May Day. Break out the bikes.

Our fair city, being a flat and temperate place, is quite conducive to bicycling. Indeed, May has been bicycle month for the past few years, and bike traffic seems to increase on the downtown-Midtown grid, especially at night. Bicycling is a fine, non-carbon-footprint way to trip around and see live music.

Someone handed me a flier touting a Friday night gig that mentioned bikes and a safe place to park them, but the gig turned out to be way off the grid in someone’s Curtis Park backyard, behind the long-defunct punk venue Club Minimal a block south of Sutterville Road. The performance space was a one-car garage. I caught part of a cool set by San Kazakgascar, then chatted with Troy Mighty (a.k.a. Dead Western), Shawn Vreeland and Kazakgascar frontman Jed Brewer.

But after Mighty and Vreeland left, I picked up one of those vibes you get when you drive through a backwoods town and people give you a flinty-eyed stare down before skittering away, and then someone with a pitchfork snarls, “Yeer nawt frum aroun’ theez pahrts, are yew?” Now, perhaps that icy-cold shoulder was entirely inside my skull, but it was real enough to send me off into the night.

The next morning, I hit the bike trail. The combination of sunlight, blooming poppies and overhanging vines was mildly enchanting, like one of the Pamela Colman Smith-illustrated pentacle-suit cards in the Rider-Waite tarot deck. I’d finally talked Ricky Berger into letting me rip the music from the self-explanatory Ricky Berger’s First Album to my iPod, and the sweet acoustic nuances emanating from the earbuds only amplified the spell.

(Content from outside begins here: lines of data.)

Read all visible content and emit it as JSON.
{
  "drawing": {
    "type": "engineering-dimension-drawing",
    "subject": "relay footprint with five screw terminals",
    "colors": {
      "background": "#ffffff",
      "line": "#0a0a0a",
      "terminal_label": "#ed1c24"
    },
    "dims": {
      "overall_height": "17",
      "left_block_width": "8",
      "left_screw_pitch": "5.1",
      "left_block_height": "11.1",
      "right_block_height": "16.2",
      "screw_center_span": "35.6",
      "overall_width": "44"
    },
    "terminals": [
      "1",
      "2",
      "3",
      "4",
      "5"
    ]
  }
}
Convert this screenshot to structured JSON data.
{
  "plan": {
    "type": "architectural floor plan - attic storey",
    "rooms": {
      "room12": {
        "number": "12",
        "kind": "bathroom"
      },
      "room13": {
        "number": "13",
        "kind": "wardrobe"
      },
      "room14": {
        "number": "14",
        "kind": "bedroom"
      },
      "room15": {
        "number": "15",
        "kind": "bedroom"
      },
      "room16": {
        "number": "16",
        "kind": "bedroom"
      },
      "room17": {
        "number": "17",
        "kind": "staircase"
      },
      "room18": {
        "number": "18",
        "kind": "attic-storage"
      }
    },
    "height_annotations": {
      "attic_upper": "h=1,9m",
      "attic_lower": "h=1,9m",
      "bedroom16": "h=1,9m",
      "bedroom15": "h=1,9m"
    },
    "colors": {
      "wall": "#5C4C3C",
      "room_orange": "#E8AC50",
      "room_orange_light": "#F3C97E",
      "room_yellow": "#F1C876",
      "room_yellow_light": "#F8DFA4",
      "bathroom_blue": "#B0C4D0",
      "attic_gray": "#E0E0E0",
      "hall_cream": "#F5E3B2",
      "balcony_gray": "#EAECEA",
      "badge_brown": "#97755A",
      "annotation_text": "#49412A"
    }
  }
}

Now, I’m no psychic. I could predict that the world will rise and embrace these 11 songs like it fell for Norah Jones a few years ago. But this is an indie album (out at the end of June) recorded in a small local studio by Jimmy Bell. And it doesn’t have a major-label machine cannily positioning it in Borders and Starbucks to ride piggyback on an NPR Terry Gross interview. But it does possess a similar Venusian magic.

The record’s sound is naked, or bare enough to float on the gossamer wings of Berger’s lovely voice; the instrumentation—finger-picked guitar and piano, plus frosting like the occasional flute, cello, muted trumpet, organ wash, accordion or toy xylophone—never gets in the way of her voice or the songs.

Berger’s songwriting is generally superb. Her melodies lie somewhere between Harold Arlen and Joni Mitchell; the notes tend to float into your ears and rattle around for days. I’ve had the opening line from “Warning” greet me every morning for the past week. Her lyrics belie her age—Berger’s 20—but they’re young, in the sense she hasn’t had those experiences yet that give lyrics real depth and dimension. Hey, give her a couple albums.

Like I said, I’m no psychic, but I have learned enough to spot someone with major star potential. And I did get a vision of the lovely Ms. Berger shyly shaking hands with David Letterman before leaving the studio audience and Paul Shaffer dumbfounded by her charms. Stranger things have happened, right?